Wallace Arts Trust Collection Area June 13th to August 12th 2012
Structures is an exhibition of works, from the Wallace Arts Trust’s collection, that speak of architectural concerns either through form or content. The selection on display encompasses a wide range of styles from the mid-20th Century to the contemporary.
One early painting, William Suttons ‘Ruins of Moorgate’ from 1947, represents a view of an East London district in ruin from extensive World War II bombing. This work, an early piece in Sutton’s long career (notably created when he was only thirty), is representational – a depiction of actual buildings in a real time and place. This approach forms a contrast with some contemporary works in the exhibition; which derive more from the imagination and utilize media in a non-academic manner. For instance, Brit Bunkley designed the image in ‘Planter’ of 2002 on a computer. This work, printed on photographic paper, represents a futuristic like structure that also resembles the ancient - a Mayan temple. Bunkley’s virtual world is a common thread in other more recent works (particularly by Serene Thain and Andre Tjaberings), perhaps addressing environmental concerns whereby utopia is the only escape. But present-day reality is not ignored altogether. A few artists (such as Richard McWhannell and George Baloghy) present actual environs in Auckland. Others show an address of contemporary concerns. Martin Whitworth’s small canvas ‘#12 State House 9’ of 2006 is implicitly suggestive of issues in relation to the state’s involvement with housing in New Zealand.

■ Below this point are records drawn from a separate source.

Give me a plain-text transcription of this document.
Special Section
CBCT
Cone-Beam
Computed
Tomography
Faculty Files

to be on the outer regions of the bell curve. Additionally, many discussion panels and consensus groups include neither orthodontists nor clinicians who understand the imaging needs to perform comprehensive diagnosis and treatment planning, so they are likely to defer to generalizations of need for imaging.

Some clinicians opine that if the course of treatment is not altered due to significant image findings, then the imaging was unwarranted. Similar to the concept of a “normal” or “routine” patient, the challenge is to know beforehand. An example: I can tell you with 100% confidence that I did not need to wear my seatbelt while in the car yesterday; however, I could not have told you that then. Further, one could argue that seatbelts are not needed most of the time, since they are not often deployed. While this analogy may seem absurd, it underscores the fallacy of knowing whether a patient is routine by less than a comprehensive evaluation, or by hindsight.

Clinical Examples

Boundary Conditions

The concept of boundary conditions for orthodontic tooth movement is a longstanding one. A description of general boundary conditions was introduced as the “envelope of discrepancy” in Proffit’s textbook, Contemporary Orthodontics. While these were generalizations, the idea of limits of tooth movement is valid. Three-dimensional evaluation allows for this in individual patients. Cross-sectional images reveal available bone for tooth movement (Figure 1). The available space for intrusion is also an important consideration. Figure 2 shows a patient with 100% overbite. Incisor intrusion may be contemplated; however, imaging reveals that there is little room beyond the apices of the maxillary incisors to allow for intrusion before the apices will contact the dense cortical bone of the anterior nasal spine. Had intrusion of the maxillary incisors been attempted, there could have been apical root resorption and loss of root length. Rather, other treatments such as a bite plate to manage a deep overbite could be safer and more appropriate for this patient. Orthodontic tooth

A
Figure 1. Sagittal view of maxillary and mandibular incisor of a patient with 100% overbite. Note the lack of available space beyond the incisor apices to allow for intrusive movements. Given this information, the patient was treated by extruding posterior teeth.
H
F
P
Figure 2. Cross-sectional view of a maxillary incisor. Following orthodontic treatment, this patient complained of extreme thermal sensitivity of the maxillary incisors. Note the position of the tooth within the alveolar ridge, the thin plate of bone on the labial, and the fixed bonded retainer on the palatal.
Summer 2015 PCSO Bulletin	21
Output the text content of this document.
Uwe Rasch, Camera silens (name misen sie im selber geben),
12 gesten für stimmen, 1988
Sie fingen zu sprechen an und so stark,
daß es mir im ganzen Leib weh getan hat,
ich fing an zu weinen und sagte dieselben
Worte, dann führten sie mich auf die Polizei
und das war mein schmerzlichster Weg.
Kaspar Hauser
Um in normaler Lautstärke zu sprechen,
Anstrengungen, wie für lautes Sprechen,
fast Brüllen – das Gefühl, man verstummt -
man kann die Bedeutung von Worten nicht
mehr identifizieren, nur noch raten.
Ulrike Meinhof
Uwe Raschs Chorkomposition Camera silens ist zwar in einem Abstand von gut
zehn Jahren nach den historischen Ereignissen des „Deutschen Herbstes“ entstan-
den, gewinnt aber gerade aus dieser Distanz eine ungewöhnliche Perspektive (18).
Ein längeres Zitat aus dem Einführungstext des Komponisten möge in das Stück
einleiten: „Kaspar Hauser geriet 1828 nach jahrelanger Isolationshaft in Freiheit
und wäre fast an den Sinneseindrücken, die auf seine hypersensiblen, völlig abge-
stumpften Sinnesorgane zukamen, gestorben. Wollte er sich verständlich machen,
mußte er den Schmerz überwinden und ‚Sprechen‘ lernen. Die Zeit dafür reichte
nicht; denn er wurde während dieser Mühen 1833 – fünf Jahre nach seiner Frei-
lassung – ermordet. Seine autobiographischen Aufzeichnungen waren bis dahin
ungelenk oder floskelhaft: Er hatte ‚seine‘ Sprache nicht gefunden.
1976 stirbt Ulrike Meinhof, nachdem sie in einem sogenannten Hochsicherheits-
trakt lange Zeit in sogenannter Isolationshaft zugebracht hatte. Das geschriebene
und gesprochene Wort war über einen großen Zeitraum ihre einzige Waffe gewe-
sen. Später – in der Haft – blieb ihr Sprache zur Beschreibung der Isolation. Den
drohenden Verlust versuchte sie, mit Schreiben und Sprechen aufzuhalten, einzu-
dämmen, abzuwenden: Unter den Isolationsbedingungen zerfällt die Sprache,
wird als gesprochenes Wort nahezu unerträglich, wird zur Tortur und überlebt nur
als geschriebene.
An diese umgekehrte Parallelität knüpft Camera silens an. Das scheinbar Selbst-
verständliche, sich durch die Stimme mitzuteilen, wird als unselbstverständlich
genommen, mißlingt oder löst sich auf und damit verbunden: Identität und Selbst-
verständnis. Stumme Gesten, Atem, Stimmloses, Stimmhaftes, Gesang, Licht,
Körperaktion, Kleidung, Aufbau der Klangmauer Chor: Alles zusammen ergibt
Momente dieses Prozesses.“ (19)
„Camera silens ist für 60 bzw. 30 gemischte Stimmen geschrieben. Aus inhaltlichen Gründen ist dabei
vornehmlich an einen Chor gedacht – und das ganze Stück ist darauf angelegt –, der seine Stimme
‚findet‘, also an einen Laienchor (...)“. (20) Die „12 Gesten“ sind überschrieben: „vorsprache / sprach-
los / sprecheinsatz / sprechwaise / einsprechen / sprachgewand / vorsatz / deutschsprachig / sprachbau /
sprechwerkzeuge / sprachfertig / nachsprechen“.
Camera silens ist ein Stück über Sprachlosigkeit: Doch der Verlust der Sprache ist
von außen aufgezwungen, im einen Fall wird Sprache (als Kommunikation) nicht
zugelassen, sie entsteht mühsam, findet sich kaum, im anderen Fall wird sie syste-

Several observations about contemporary art can be realized upon visiting this exhibition. One being that there has been a revival of drawing and particularly watercolour by contemporary practitioners. These mediums are not used as in past practice - as simply studies in the aim of producing large grand oil paintings. Contemporary artists with drawings and watercolours on display (such as Simon Esling, Robert Sly and Rachel Wells) provide the affirmation that these mediums are just as vital as oil on canvas. Another observation is that sculpture is still very diverse as an art form, particularly notable in the use and choice of media. This, like the use of watercolour today, is also a challenge of the art-historical hierarchy. It primarily arose from early 20th Century Modernism whereby artists used non-traditional materials, avoiding bronze and marble, to realize new possibilities. A key example in this exhibition is Shane McGrath’s ‘Holy Sepulchre’ of 2011 (a recent acquisition in the Wallace Arts Trust’s collection), made entirely of children’s building blocks. It is a biographical work, in which McGrath reflects upon his own upbringing in a staunchly Roman Catholic family and his subsequent loss of faith. He uses wooden blocks to form a model of the Holy Sepulchre Church in Jerusalem, bringing forth a playful questioning of religious indoctrination.